D'un ton si bas qu'il en était presque inaudible. Elle n'avait sûrement pas entendu à moins d'avoir l'ouï particulièrement fine. J'aurais dû lui dire d'emblée qu'un malaise de ce type, soit à cause d'un manque de sucre, n'était pas si grave que ça, qu'il m'arrivait assez régulièrement des événements de ce genre. J'ai manqué de temps tout simplement, je ne pouvais pas prévoir sa réactivité qui aurait fait passer Usain Bolt pour une grand-mère estropiée. Une fois revenu à moi, je lui souris sereinement malgré son inquiétude, le regard encore vague et porté au-delà de son épaule, vers la porte en fait. Un très bref silence de mort...puis des protestations, des demandes répétées, des sommations pour ouvrir la porte. Ok, j'étais devenu la victime d'une prise d'otage singulière. Singulière pour moi, pas pour eux. En même temps, ils ignoraient la nature de nos relation, ils ne savaient rien d'elle -et moi non plus apparemment mais je n'en avais pas autant besoin- et ne pouvaient donc pas comprendre la tournure de la situation. Après tout, sur un coup de folie... Quoi? Non, je n'essaye pas de lui trouver des excuses! D'accord, dans d'autres circonstances cela aurait put avoir des conséquences dramatiques, mais ce n'était pas arrivé!

-Tout va bien!

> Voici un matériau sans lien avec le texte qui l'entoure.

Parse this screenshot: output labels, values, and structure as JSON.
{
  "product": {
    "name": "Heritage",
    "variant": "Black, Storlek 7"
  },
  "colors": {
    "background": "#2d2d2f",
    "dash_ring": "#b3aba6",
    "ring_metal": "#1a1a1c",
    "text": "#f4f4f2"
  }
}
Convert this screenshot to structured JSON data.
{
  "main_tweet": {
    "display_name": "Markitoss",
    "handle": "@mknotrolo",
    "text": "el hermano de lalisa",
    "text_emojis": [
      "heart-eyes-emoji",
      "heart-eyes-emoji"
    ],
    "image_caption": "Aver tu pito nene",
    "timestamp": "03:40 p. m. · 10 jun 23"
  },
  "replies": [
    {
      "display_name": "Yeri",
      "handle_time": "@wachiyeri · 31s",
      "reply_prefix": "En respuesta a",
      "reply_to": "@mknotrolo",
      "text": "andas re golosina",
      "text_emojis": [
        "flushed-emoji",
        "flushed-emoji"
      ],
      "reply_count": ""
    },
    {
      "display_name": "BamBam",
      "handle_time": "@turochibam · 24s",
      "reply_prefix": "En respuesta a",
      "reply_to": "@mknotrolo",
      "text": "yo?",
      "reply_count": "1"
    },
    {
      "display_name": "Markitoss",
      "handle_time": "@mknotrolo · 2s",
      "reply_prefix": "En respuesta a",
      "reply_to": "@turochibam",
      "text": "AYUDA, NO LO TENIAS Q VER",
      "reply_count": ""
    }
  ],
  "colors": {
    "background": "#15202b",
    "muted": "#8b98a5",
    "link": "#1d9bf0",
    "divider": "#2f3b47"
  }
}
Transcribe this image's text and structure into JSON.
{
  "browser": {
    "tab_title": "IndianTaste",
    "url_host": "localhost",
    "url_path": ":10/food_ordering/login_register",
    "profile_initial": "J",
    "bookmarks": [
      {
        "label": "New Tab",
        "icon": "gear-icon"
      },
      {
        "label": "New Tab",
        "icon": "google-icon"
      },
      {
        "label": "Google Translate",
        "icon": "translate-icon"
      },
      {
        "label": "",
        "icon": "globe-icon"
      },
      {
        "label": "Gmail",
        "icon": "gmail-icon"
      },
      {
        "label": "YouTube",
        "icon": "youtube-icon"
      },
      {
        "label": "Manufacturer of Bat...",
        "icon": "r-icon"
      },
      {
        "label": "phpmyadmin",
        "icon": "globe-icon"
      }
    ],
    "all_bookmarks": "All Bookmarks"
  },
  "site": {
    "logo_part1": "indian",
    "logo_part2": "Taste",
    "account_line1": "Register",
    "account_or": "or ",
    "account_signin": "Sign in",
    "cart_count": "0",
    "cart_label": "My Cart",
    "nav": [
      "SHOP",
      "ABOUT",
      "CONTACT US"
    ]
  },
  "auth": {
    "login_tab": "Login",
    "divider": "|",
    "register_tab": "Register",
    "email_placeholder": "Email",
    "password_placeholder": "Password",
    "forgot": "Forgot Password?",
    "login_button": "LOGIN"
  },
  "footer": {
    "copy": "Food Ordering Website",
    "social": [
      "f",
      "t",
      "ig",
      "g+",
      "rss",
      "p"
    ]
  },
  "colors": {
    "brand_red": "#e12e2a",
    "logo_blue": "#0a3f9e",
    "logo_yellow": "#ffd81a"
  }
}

Je vais bien!Je leur criai. Puis à elle, à ma gitane. Non non, ce ne sera pas nécessaire. Si j'avais arrêté de respirer, là oui. Mais tu vois, je vais bien! Ce n'était qu'un petit malaise, un simple manque de sucre... mais merci.

Je me redressai pour me lever, toujours souriant. Je me cognai le pied en passant, un cri de douleur m'échappa. Voilà qui devait les rassurer! Pas grave.

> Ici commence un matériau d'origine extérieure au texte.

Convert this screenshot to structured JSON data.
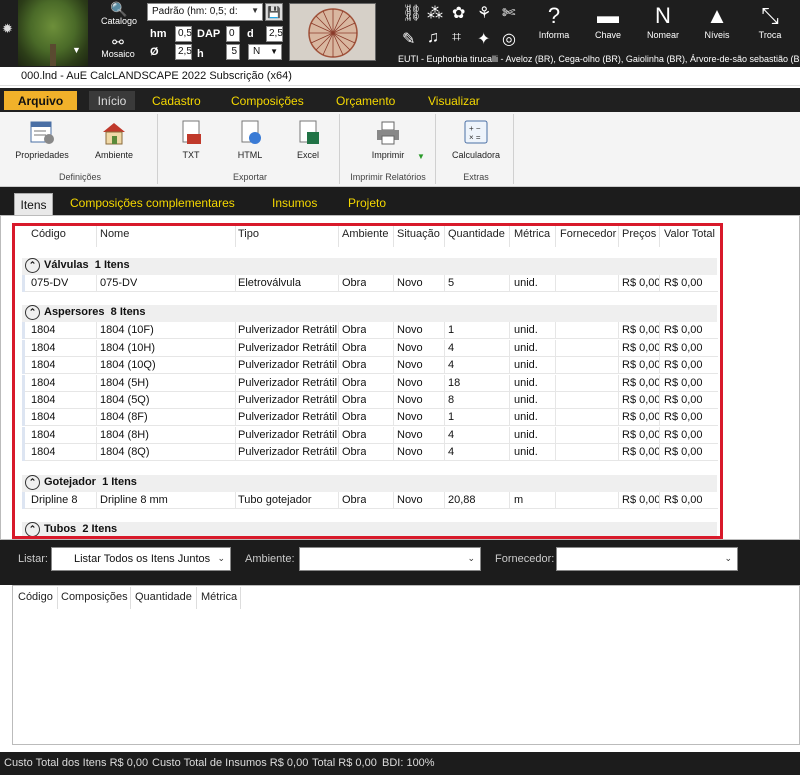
{
  "toolbar": {
    "catalogo": "Catalogo",
    "mosaico": "Mosaico",
    "preset": "Padrão (hm: 0,5; d:",
    "hm_label": "hm",
    "hm_value": "0,5",
    "dap_label": "DAP",
    "dap_value": "0",
    "d_label": "d",
    "d_value": "2,5",
    "o_label": "Ø",
    "o_value": "2,5",
    "h_label": "h",
    "h_value": "5",
    "n_value": "N",
    "informa": "Informa",
    "chave": "Chave",
    "nomear": "Nomear",
    "niveis": "Níveis",
    "troca": "Troca",
    "species": "EUTI - Euphorbia tirucalli - Aveloz (BR), Cega-olho (BR), Gaiolinha (BR), Árvore-de-são sebastião (BR)"
  },
  "title": "000.lnd - AuE CalcLANDSCAPE 2022 Subscrição (x64)",
  "ribbon_tabs": [
    "Arquivo",
    "Início",
    "Cadastro",
    "Composições",
    "Orçamento",
    "Visualizar"
  ],
  "ribbon": {
    "propriedades": "Propriedades",
    "ambiente": "Ambiente",
    "definicoes": "Definições",
    "txt": "TXT",
    "html": "HTML",
    "excel": "Excel",
    "exportar": "Exportar",
    "imprimir": "Imprimir",
    "imprimir_relatorios": "Imprimir Relatórios",
    "calculadora": "Calculadora",
    "extras": "Extras"
  },
  "tabs2": [
    "Itens",
    "Composições complementares",
    "Insumos",
    "Projeto"
  ],
  "grid": {
    "columns": [
      "Código",
      "Nome",
      "Tipo",
      "Ambiente",
      "Situação",
      "Quantidade",
      "Métrica",
      "Fornecedor",
      "Preços",
      "Valor Total"
    ],
    "groups": [
      {
        "title": "Válvulas",
        "count": "1 Itens",
        "rows": [
          [
            "075-DV",
            "075-DV",
            "Eletroválvula",
            "Obra",
            "Novo",
            "5",
            "unid.",
            "",
            "R$ 0,00",
            "R$ 0,00"
          ]
        ]
      },
      {
        "title": "Aspersores",
        "count": "8 Itens",
        "rows": [
          [
            "1804",
            "1804 (10F)",
            "Pulverizador Retrátil",
            "Obra",
            "Novo",
            "1",
            "unid.",
            "",
            "R$ 0,00",
            "R$ 0,00"
          ],
          [
            "1804",
            "1804 (10H)",
            "Pulverizador Retrátil",
            "Obra",
            "Novo",
            "4",
            "unid.",
            "",
            "R$ 0,00",
            "R$ 0,00"
          ],
          [
            "1804",
            "1804 (10Q)",
            "Pulverizador Retrátil",
            "Obra",
            "Novo",
            "4",
            "unid.",
            "",
            "R$ 0,00",
            "R$ 0,00"
          ],
          [
            "1804",
            "1804 (5H)",
            "Pulverizador Retrátil",
            "Obra",
            "Novo",
            "18",
            "unid.",
            "",
            "R$ 0,00",
            "R$ 0,00"
          ],
          [
            "1804",
            "1804 (5Q)",
            "Pulverizador Retrátil",
            "Obra",
            "Novo",
            "8",
            "unid.",
            "",
            "R$ 0,00",
            "R$ 0,00"
          ],
          [
            "1804",
            "1804 (8F)",
            "Pulverizador Retrátil",
            "Obra",
            "Novo",
            "1",
            "unid.",
            "",
            "R$ 0,00",
            "R$ 0,00"
          ],
          [
            "1804",
            "1804 (8H)",
            "Pulverizador Retrátil",
            "Obra",
            "Novo",
            "4",
            "unid.",
            "",
            "R$ 0,00",
            "R$ 0,00"
          ],
          [
            "1804",
            "1804 (8Q)",
            "Pulverizador Retrátil",
            "Obra",
            "Novo",
            "4",
            "unid.",
            "",
            "R$ 0,00",
            "R$ 0,00"
          ]
        ]
      },
      {
        "title": "Gotejador",
        "count": "1 Itens",
        "rows": [
          [
            "Dripline 8",
            "Dripline 8 mm",
            "Tubo gotejador",
            "Obra",
            "Novo",
            "20,88",
            "m",
            "",
            "R$ 0,00",
            "R$ 0,00"
          ]
        ]
      },
      {
        "title": "Tubos",
        "count": "2 Itens",
        "rows": []
      }
    ]
  },
  "filters": {
    "listar_label": "Listar:",
    "listar_value": "Listar Todos os Itens Juntos",
    "ambiente_label": "Ambiente:",
    "ambiente_value": "",
    "fornecedor_label": "Fornecedor:",
    "fornecedor_value": ""
  },
  "lower_grid": {
    "columns": [
      "Código",
      "Composições",
      "Quantidade",
      "Métrica"
    ]
  },
  "status": {
    "custo_itens": "Custo Total dos Itens R$ 0,00",
    "custo_insumos": "Custo Total de Insumos R$ 0,00",
    "total": "Total R$ 0,00",
    "bdi": "BDI: 100%"
  },
  "colors": {
    "accent": "#f5d800",
    "arquivo": "#f1b12a",
    "highlight": "#d8192a"
  }
}
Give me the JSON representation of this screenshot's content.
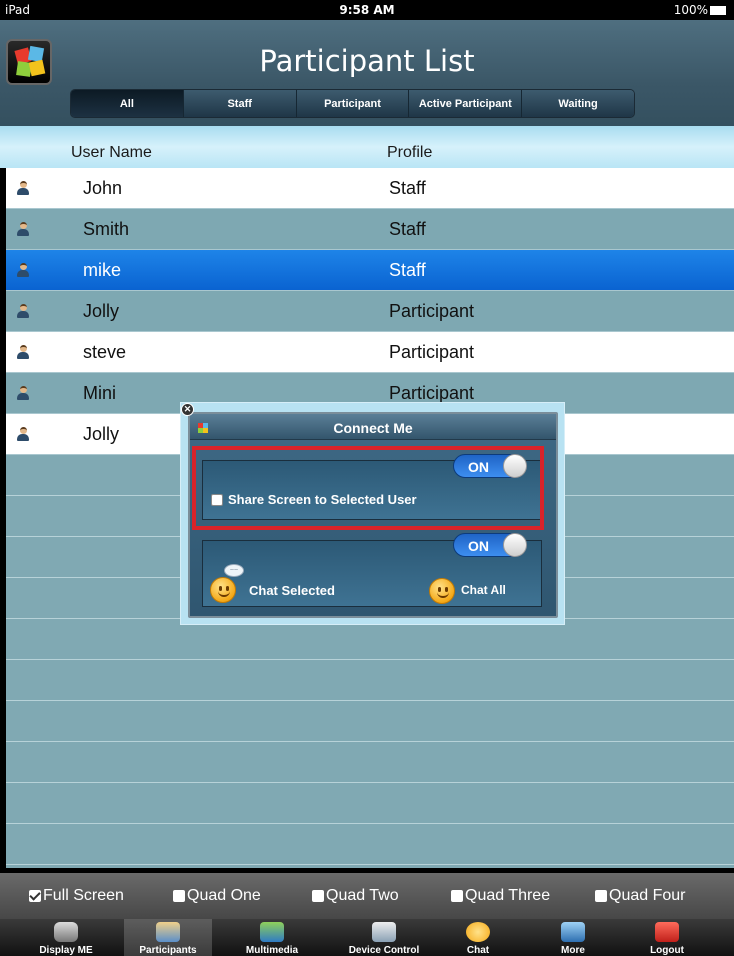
{
  "status": {
    "device": "iPad",
    "time": "9:58 AM",
    "battery": "100%"
  },
  "header": {
    "title": "Participant List",
    "segments": [
      {
        "label": "All",
        "active": true
      },
      {
        "label": "Staff",
        "active": false
      },
      {
        "label": "Participant",
        "active": false
      },
      {
        "label": "Active Participant",
        "active": false
      },
      {
        "label": "Waiting",
        "active": false
      }
    ]
  },
  "table": {
    "columns": {
      "user": "User Name",
      "profile": "Profile"
    },
    "rows": [
      {
        "name": "John",
        "profile": "Staff",
        "style": "white"
      },
      {
        "name": "Smith",
        "profile": "Staff",
        "style": "teal"
      },
      {
        "name": "mike",
        "profile": "Staff",
        "style": "selected"
      },
      {
        "name": "Jolly",
        "profile": "Participant",
        "style": "teal"
      },
      {
        "name": "steve",
        "profile": "Participant",
        "style": "white"
      },
      {
        "name": "Mini",
        "profile": "Participant",
        "style": "teal"
      },
      {
        "name": "Jolly",
        "profile": "",
        "style": "white"
      }
    ]
  },
  "popup": {
    "title": "Connect Me",
    "close_glyph": "✕",
    "toggle1": "ON",
    "share_label": "Share Screen to Selected User",
    "toggle2": "ON",
    "bubble": "~~",
    "chat_selected": "Chat Selected",
    "chat_all": "Chat All"
  },
  "quad": [
    {
      "label": "Full Screen",
      "checked": true
    },
    {
      "label": "Quad One",
      "checked": false
    },
    {
      "label": "Quad Two",
      "checked": false
    },
    {
      "label": "Quad Three",
      "checked": false
    },
    {
      "label": "Quad Four",
      "checked": false
    }
  ],
  "tabs": [
    {
      "label": "Display ME",
      "icon": "camera-icon",
      "active": false
    },
    {
      "label": "Participants",
      "icon": "participants-icon",
      "active": true
    },
    {
      "label": "Multimedia",
      "icon": "multimedia-icon",
      "active": false
    },
    {
      "label": "Device Control",
      "icon": "device-control-icon",
      "active": false
    },
    {
      "label": "Chat",
      "icon": "chat-icon",
      "active": false
    },
    {
      "label": "More",
      "icon": "more-icon",
      "active": false
    },
    {
      "label": "Logout",
      "icon": "logout-icon",
      "active": false
    }
  ],
  "colors": {
    "selected_row": "#1a7ae0",
    "teal_row": "#7ea8b2",
    "highlight_frame": "#d8232a",
    "toggle_on": "#2a7ae0"
  }
}
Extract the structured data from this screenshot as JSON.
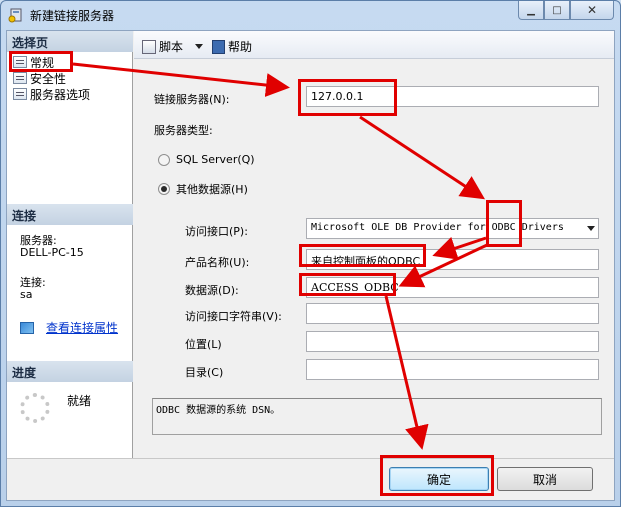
{
  "window": {
    "title": "新建链接服务器"
  },
  "sidebar": {
    "select_page_header": "选择页",
    "pages": [
      {
        "label": "常规"
      },
      {
        "label": "安全性"
      },
      {
        "label": "服务器选项"
      }
    ],
    "connection_header": "连接",
    "server_label": "服务器:",
    "server_value": "DELL-PC-15",
    "connection_label": "连接:",
    "connection_value": "sa",
    "view_properties_link": "查看连接属性",
    "progress_header": "进度",
    "progress_status": "就绪"
  },
  "toolbar": {
    "script_label": "脚本",
    "help_label": "帮助"
  },
  "form": {
    "linked_server_label": "链接服务器(N):",
    "linked_server_value": "127.0.0.1",
    "server_type_label": "服务器类型:",
    "radio_sql_server": "SQL Server(Q)",
    "radio_other": "其他数据源(H)",
    "provider_label": "访问接口(P):",
    "provider_value": "Microsoft OLE DB Provider for ODBC Drivers",
    "product_name_label": "产品名称(U):",
    "product_name_value": "来自控制面板的ODBC",
    "data_source_label": "数据源(D):",
    "data_source_value": "ACCESS_ODBC",
    "provider_string_label": "访问接口字符串(V):",
    "provider_string_value": "",
    "location_label": "位置(L)",
    "location_value": "",
    "catalog_label": "目录(C)",
    "catalog_value": "",
    "description": "ODBC 数据源的系统 DSN。"
  },
  "buttons": {
    "ok": "确定",
    "cancel": "取消"
  },
  "colors": {
    "annotation_red": "#e00000",
    "link_blue": "#0033cc"
  }
}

-Tu devrais filer maintenant...et promis, je ne t'ai pas vue. Il faudra quand même que tu repasses un de ces jours afin que je vérifie ta blessure, et pour te donner des nouvelles. Mais surtout, prends soin de toi!

J'ouvrai la porte sur une petite assistance, inquiète, rapidement soulagée de me voir réapparaître en bon état. Quelques questions, des grands classiques de ce genre de situation, ils avaient besoin que je les rassure à ce niveau là.

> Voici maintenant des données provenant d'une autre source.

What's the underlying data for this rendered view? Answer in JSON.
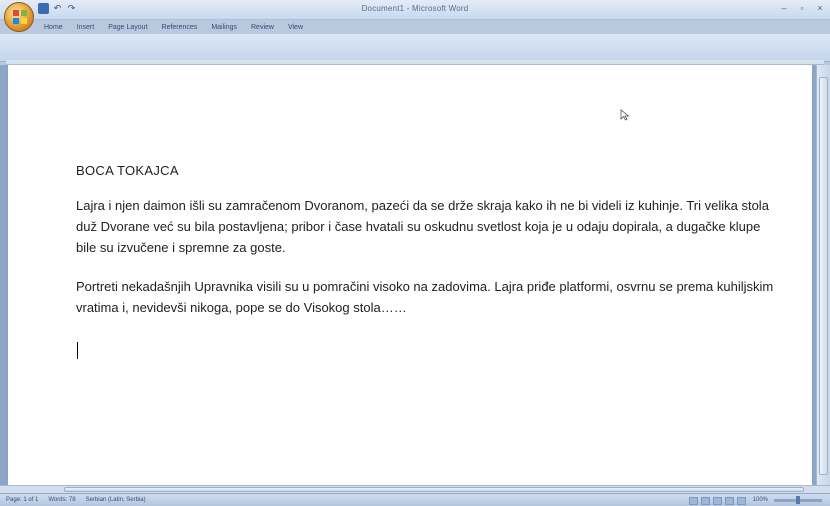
{
  "window": {
    "title": "Document1 - Microsoft Word",
    "controls": {
      "minimize": "–",
      "maximize": "▫",
      "close": "×"
    }
  },
  "quick_access": {
    "save_icon": "save-icon",
    "undo_label": "↶",
    "redo_label": "↷"
  },
  "tabs": [
    "Home",
    "Insert",
    "Page Layout",
    "References",
    "Mailings",
    "Review",
    "View"
  ],
  "document": {
    "heading": "BOCA TOKAJCA",
    "paragraphs": [
      "Lajra i njen daimon išli su zamračenom Dvoranom, pazeći da se drže skraja kako ih ne bi videli iz kuhinje. Tri velika stola duž Dvorane već su bila postavljena; pribor i čase hvatali su oskudnu svetlost koja je u odaju dopirala, a dugačke klupe bile su izvučene i spremne za goste.",
      "Portreti nekadašnjih Upravnika visili su u pomračini visoko na zadovima. Lajra priđe platformi, osvrnu se prema kuhiljskim vratima i, nevidevši nikoga, pope se do Visokog stola……"
    ]
  },
  "statusbar": {
    "page": "Page: 1 of 1",
    "words": "Words: 78",
    "language": "Serbian (Latin, Serbia)",
    "zoom": "100%",
    "zoom_level": 0.5
  },
  "colors": {
    "ribbon": "#c4d5ec",
    "page_background": "#ffffff",
    "document_area": "#8ea6c6"
  }
}
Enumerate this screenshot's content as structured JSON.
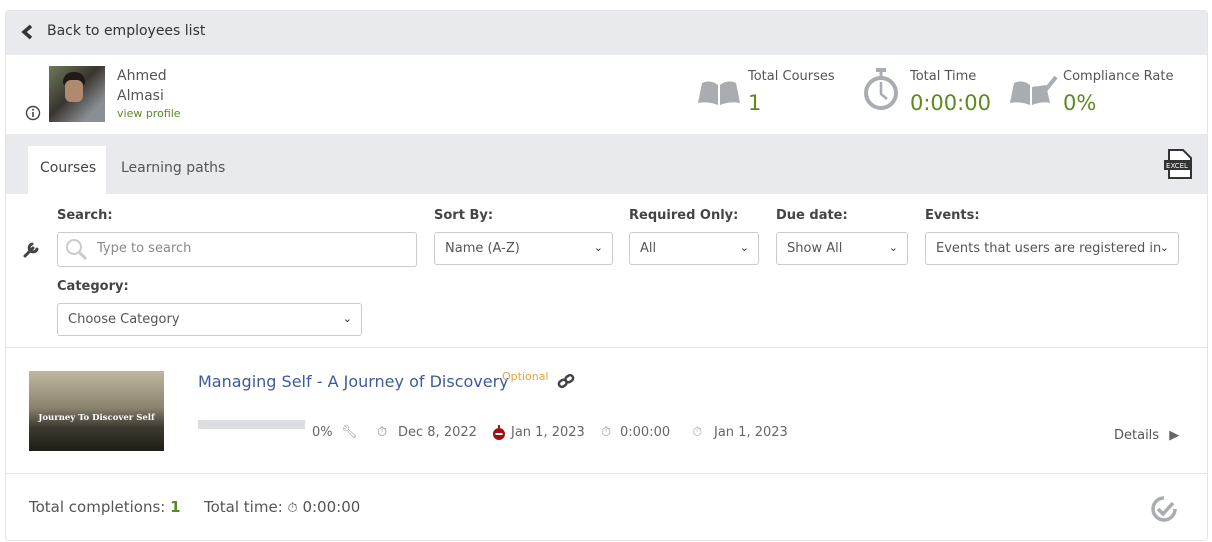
{
  "back": {
    "label": "Back to employees list",
    "icon": "chevron-left-icon"
  },
  "profile": {
    "first_name": "Ahmed",
    "last_name": "Almasi",
    "view_profile": "view profile"
  },
  "stats": [
    {
      "label": "Total Courses",
      "value": "1",
      "icon": "open-book-icon"
    },
    {
      "label": "Total Time",
      "value": "0:00:00",
      "icon": "stopwatch-icon"
    },
    {
      "label": "Compliance Rate",
      "value": "0%",
      "icon": "book-check-icon"
    }
  ],
  "tabs": [
    {
      "label": "Courses",
      "active": true
    },
    {
      "label": "Learning paths",
      "active": false
    }
  ],
  "export": {
    "label": "EXCEL"
  },
  "filters": {
    "search": {
      "label": "Search:",
      "placeholder": "Type to search"
    },
    "sort": {
      "label": "Sort By:",
      "value": "Name (A-Z)"
    },
    "required": {
      "label": "Required Only:",
      "value": "All"
    },
    "due": {
      "label": "Due date:",
      "value": "Show All"
    },
    "events": {
      "label": "Events:",
      "value": "Events that users are registered in"
    },
    "category": {
      "label": "Category:",
      "value": "Choose Category"
    }
  },
  "course": {
    "thumb_text": "Journey To Discover Self",
    "title": "Managing Self - A Journey of Discovery",
    "badge": "Optional",
    "progress_percent": 0,
    "progress_label": "0%",
    "start_date": "Dec 8, 2022",
    "due_date": "Jan 1, 2023",
    "time": "0:00:00",
    "completed_date": "Jan 1, 2023",
    "details": "Details"
  },
  "footer": {
    "completions_label": "Total completions:",
    "completions_value": "1",
    "time_label": "Total time:",
    "time_value": "0:00:00"
  },
  "colors": {
    "accent_green": "#5b8a1e",
    "link_blue": "#3d5a9e",
    "optional_orange": "#e8a33a",
    "due_red": "#a01010"
  }
}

-J'ai juste eu un petit malaise mais je me sens mieux grâce à l'intervention de cette jeune fille! Elle m'a sauvé la vie! Légère hyperbole de ma part afin qu'ils ne la regardent trop durement vis à vis des événements récents. Au revoir Miss Mendès! Merci beaucoup! Je tournai la tête vers la grand-mère réfractaire. Ses rides trépignaient d'impatience, son regard bleu clair pétillant d'autorité me rappelait qu'elle était la suivante, au cas où je l'aurais oublié. Allez, Mrs.Smith, c'est à votre tour!

Et tandis que la grand-mère se pressait pour entrer, tandis que les autres patients retournaient tranquillement à leurs places ainsi qu'à leurs occupations initiales, je jetai un dernièr regard vers elle, marquant une courte pause, avant de répondre à l'appel du devoir. Retour au boulot!